Schematic description of the technical means used to clean the water surface, and weight of floating matter collected during the year (A_15)

In July 2018 a new contract was signed for the maintenance of the marking and cleaning of floating matter. Only one cleaning operation was carried out in 2018.

Service to remove floating matter from the port’s water surface in the course of 2018:

  • Nº of craft: 1
  • Cleaning frequency: On request
  • Weight of the waste collected:
    • - Removal of floating material drifting in the navigation channel (January).
    • - Semi-sunk vessel near the Punta del Sebo (November).
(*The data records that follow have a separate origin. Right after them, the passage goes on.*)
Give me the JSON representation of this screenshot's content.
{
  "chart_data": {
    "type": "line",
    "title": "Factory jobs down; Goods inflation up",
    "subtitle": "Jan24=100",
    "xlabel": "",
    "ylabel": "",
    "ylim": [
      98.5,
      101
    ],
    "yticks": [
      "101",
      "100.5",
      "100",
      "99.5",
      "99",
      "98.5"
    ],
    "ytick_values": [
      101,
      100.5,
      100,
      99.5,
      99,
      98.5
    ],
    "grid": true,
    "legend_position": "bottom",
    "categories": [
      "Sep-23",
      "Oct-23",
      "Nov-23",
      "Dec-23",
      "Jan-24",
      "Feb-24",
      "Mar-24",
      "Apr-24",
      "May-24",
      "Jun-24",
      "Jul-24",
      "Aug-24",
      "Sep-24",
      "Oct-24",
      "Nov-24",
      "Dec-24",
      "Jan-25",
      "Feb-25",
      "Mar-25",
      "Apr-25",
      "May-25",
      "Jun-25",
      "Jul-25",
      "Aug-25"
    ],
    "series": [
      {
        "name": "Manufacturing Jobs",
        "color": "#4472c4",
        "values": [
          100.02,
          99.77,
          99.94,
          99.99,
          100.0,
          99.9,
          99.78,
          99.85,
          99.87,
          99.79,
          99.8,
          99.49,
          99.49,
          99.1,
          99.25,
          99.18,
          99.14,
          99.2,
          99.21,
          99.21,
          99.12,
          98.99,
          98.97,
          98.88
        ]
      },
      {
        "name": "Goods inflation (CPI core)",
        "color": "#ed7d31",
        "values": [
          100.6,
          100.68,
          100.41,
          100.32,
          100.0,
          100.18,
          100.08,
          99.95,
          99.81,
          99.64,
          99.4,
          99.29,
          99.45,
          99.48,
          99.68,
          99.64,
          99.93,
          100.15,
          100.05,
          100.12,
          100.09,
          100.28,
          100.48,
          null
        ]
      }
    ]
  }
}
Activation of the Internal Maritime Plan (IMP) (A_16)

Type Number
Number of sea pollution incidents not requiring activation of the IMP 0
Number of sea pollution emergencies requiring activation of the IMP. Certain concessions, with no need for activation of the Port's IMP ("Alert") 2
Number of sea pollution emergencies requiring activation of the Port's IMP (“Alert”) 2
Number of sea pollution emergencies requiring activation of the National Maritime Plan (“situation 1 or higher”) 0

* NB: Pursuant to the procedures established in the Huelva Port Authority’s IMP, activation of the IMP for any concession entails activation of the Port Authority’s IMP, or at least its alert phase.
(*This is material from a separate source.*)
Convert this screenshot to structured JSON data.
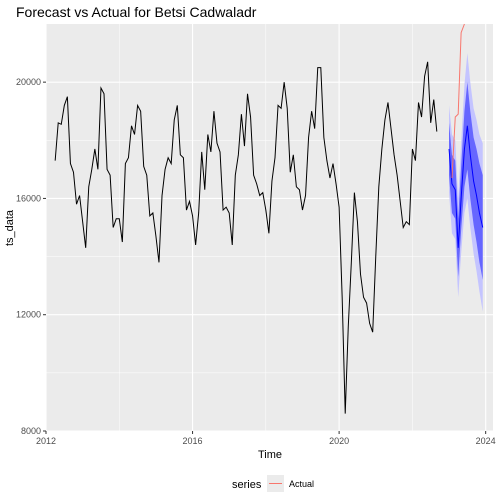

** Activation of the APH IMP in Emergency Phase, Response Level 1.


Volume of wastewater discharges generated by the Port Authority, or discharges via collectors owned by the Port Authority, by types (A_17)

The activities of the Huelva Port Authority that generate wastewater discharges from:

  • Offices, Levante Wharf: ARU
  • South Wharf: ARU
  • Ingeniero Juan Gonzalo Wharf: ARI

The destination of that wastewater:

  • Municipal manifold: Offices, Levante Wharf (Rain)
  • Septic tank: South Wharf (Offices, the rest are clean rainwater)
  • Own treatment: Envisaged at Ingeniero Juan Gonzalo Wharf:

As already discussed, 93.5% of the discharge water comes from rainwater in the service area and it is therefore not feasible to quantify the discharged volume.

There are different clean rainwater points in the service zone, which does not require treatment and there are no devices to measure flow or volume.